ABSTRACT

The rest of this chapter will seek to answer these questions and to demonstrate how the few women who entered the service fared, and what areas of work they undertook. In addition, the role of women police officers will be compared with that of police wives, to try and discover what divided them and what they had in common during what has been termed the ‘latency’ period of the feminist movement.1 Although an earlier generation had gained some success in promoting the acceptance of women within the police, by the 1930s the high tide of suffragist and feminist campaigns and activity had turned, leaving a modest body of achievement behind. The impetus and fervour behind earlier feminist campaigns and causes had waned, and left exposed the essentially unequal and subordinate position of women in all spheres of public life.
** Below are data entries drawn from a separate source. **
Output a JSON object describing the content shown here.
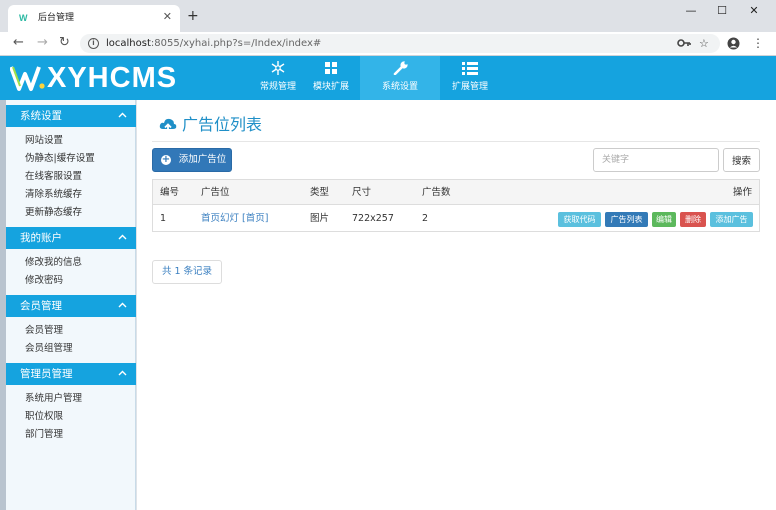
{
  "browser": {
    "tab_title": "后台管理",
    "tab_favicon": "W",
    "url_host": "localhost",
    "url_rest": ":8055/xyhai.php?s=/Index/index#"
  },
  "header": {
    "logo_text": "XYHCMS",
    "nav": [
      {
        "label": "常规管理",
        "icon": "snowflake-icon"
      },
      {
        "label": "模块扩展",
        "icon": "grid-icon"
      },
      {
        "label": "系统设置",
        "icon": "wrench-icon",
        "active": true
      },
      {
        "label": "扩展管理",
        "icon": "list-icon"
      }
    ]
  },
  "sidebar": {
    "groups": [
      {
        "title": "系统设置",
        "items": [
          "网站设置",
          "伪静态|缓存设置",
          "在线客服设置",
          "清除系统缓存",
          "更新静态缓存"
        ]
      },
      {
        "title": "我的账户",
        "items": [
          "修改我的信息",
          "修改密码"
        ]
      },
      {
        "title": "会员管理",
        "items": [
          "会员管理",
          "会员组管理"
        ]
      },
      {
        "title": "管理员管理",
        "items": [
          "系统用户管理",
          "职位权限",
          "部门管理"
        ]
      }
    ]
  },
  "main": {
    "title": "广告位列表",
    "add_button": "添加广告位",
    "search_placeholder": "关键字",
    "search_button": "搜索",
    "columns": [
      "编号",
      "广告位",
      "类型",
      "尺寸",
      "广告数",
      "操作"
    ],
    "rows": [
      {
        "id": "1",
        "name": "首页幻灯 [首页]",
        "type": "图片",
        "size": "722x257",
        "count": "2"
      }
    ],
    "actions": [
      {
        "label": "获取代码",
        "color": "#5bc0de"
      },
      {
        "label": "广告列表",
        "color": "#337ab7"
      },
      {
        "label": "编辑",
        "color": "#5cb85c"
      },
      {
        "label": "删除",
        "color": "#d9534f"
      },
      {
        "label": "添加广告",
        "color": "#5bc0de"
      }
    ],
    "pager": "共 1 条记录"
  },
  "colors": {
    "brand": "#15a3df",
    "link": "#3a7fc0"
  }
}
Drawing on broader societal norms, women involved in the police service from the 1930s to the end of the war, whether in an official or unofficial capacity, were therefore expected to provide what was essentially an extension of the supportive and caring tasks

that they normally performed in the domestic sphere. As policemen’s wives, they were expected to uphold their husband’s professional standing and to adapt their behaviour accordingly and - in rural areas - to help him in a number of unpaid tasks by manning the telephone, conveying messages and running police errands. As women police officers wpcs were, until the integration of the sexes in the 1970s, largely organized as a separate, specialist branch that focused on work relating to women and children. It was on this basis - and on this basis only - that wpcs found acceptance in the service, and their usefulness as police officers was regarded as strictly limited to such work. In this way, the main bastion of police masculinity remained unsullied and unbreached until several decades after the Second World War.